Tech

The Bad Omen of America’s Falling Drone Syndrome

Just over ten years ago, in the early hours of September 11, 2001, otherwise quiet news reports led with a mysterious story: the U.S. had lost a Predator unmanned aerial vehicle over Iraq’s no-fly zone. Given the other news of the day, the downed drone, which Iraq claimed to have captured, barely left a mark by the end of the day – except perhaps on the Bush administration and its retaliation plans. But whatever impact the incident may have had on the years that followed, that falling bird certainly looked like a sign ripped from the verse of a Shakespeare tragedy.

Fast forward ten years, past quagmires, backlashes, meltdowns, revolutions, and fear – not to mention all kinds of creepy Internet-friendly stories about actual falling birds – and there are more drones, and more falling drones, than ever before.

Videos by VICE

Sometime Saturday night a suspected U.S. drone fell out of airspace above the craggy tribal areas along the Pakistan-Afghan border. While it’s unclear what brought down the armed Predator drone – was it picked off from the ground, or did it suffer a technical glitch? – Pakistani militants affiliated with al Qaeda were nevertheless quick to recover the “precious debris.” Oof.

Officials caught wind of the crash after intercepting Taliban radio communications, which unsurprisingly boasted of having blasted the unmanned aerial vehicle out of the sky. Despite faltering relations with the U.S. in the wake of the bin Laden raid, and even as it publicly assails UAV strikes, Pakistan covertly permits drone attacks and even works with the U.S. to pinpoint targets. Naturally, Pakistani forces went on the offensive Sunday morning in a bid to salvage the downed wreckage, Reuters reports. Three militants were killed in the fracas. Three militants and two soldiers were also injured.

Afghans in Jalalabad survey what’s left of a house post-drone crash, August 21, 2011(Reuters/Parwiz)

A Taliban target or not, the weekend’s incident heightens what’s quickly become an epidemic of falling drones. There’s been a rash of crashes and “crashes” in the last month alone.

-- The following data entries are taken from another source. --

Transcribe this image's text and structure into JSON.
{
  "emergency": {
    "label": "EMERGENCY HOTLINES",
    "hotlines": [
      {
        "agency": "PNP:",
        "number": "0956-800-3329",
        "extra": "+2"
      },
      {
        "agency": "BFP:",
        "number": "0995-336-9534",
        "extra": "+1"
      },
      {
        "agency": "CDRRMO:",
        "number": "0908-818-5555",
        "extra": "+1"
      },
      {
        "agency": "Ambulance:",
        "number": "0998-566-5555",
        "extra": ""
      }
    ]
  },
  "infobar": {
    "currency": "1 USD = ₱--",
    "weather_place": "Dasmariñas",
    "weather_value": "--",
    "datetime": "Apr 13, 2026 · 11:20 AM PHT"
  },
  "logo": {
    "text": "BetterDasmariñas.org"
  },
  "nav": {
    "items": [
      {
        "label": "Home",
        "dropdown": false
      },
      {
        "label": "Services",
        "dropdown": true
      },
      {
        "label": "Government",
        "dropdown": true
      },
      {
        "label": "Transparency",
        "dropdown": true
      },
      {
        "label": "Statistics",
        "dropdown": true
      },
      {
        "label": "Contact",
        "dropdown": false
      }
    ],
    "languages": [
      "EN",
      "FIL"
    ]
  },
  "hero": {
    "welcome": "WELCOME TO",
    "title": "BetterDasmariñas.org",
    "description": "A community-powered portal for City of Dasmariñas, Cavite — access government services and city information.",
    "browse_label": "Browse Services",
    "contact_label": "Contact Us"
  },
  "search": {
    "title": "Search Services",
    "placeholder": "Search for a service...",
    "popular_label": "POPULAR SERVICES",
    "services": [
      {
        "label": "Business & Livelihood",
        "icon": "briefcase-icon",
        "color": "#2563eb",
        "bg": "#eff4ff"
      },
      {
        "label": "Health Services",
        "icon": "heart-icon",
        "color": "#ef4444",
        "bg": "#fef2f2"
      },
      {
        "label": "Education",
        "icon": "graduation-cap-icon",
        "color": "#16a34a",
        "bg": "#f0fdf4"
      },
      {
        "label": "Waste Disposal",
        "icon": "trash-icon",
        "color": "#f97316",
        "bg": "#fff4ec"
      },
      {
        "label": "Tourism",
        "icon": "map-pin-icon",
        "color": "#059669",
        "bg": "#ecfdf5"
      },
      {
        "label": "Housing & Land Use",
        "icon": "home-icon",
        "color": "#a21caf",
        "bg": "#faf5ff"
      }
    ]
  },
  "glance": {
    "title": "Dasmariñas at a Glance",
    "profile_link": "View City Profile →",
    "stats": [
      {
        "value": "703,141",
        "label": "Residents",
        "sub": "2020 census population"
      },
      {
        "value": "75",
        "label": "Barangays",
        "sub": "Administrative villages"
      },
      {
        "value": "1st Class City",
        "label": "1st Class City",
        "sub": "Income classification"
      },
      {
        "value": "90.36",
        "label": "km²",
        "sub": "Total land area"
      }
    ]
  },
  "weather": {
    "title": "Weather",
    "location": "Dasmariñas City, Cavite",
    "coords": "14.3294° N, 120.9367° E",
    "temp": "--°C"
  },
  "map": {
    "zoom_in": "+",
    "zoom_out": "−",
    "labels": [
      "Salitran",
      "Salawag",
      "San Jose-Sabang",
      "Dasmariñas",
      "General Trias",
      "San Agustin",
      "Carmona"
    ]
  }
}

On August 16, a RQ-7 Shadow drone collided midair with a U.S. C-130 military cargo plane in East Afghanistan.

Just three days later, a surveillance drone slammed into a house in the city center of the Somali capitol of Mogadishu. A correspondent with the Associated Press was able to glimpse pieces of the busted, allegedly American UAV, shaped “like a small plane,” before African Union troops whisked away the debris.

Two days later another surveillance drone – this one operated by the International Security Assistance Force – came down on a house in Afghanistan’s eastern Nangarhar province (pictured above).

And how could you forget that weird, mystery avian dronestraight outta TED – that crashed in Pakistan last month.

Is this avian American? (via DIYDrones)

But look a few years further back into the proliferation of UAV tech – there’s been a dramatic ratcheting up of drone presence since Obama took office in 2009 – and this literally downward trend becomes even more apparent.

Drone Wars UK ’s Crash Database has logged 36 “large drones” plummeting to the earth over the past two years. (To be sure, this database was last updated August 24.) Combing accident reports and press releases from the U.S. Air Force and the WikiLeaks War Logs, the database cites nearly 80 of these large drone accidents since 2007. Smaller drones – mini-UAV’s like the RQ-1 Raven and the ScanEagle – crash “so often,” the author explains, that logging specifics (type, cause, location, etc.) “would swamp the database.”

What is this getting at?

Of course the ethics of killing people with drones deserves its own brain time; even the CIA drone chief thinks it’s making the problems in Pakistan and Afghanistan much worse.

But every time a drone falls down, it raises another set of problems. Forget all about the ill-founded crush-you-to-death hubbub over that defunct, 12,500-pound NASA satellite falling back from whence it came sometime this week. What’s alarming about Falling Drone Syndrome is not only the better odds of death-by-falling drone, let alone how incredibly easy it is for anyone to build a UAV with parts off the shelf: after a year of spilled secrets and increased hack attacks, here’s a physical instance of a presumably sophisticated U.S. war machine literally falling into the hands of other countries.

The people that catch America’s falling drones are stealing or selling American secrets, no doubt. But they’re also getting a pretty blunt and regular reminder of how the U.S. does things that other people aren’t supposed to know about. As they say, it’s a bad look.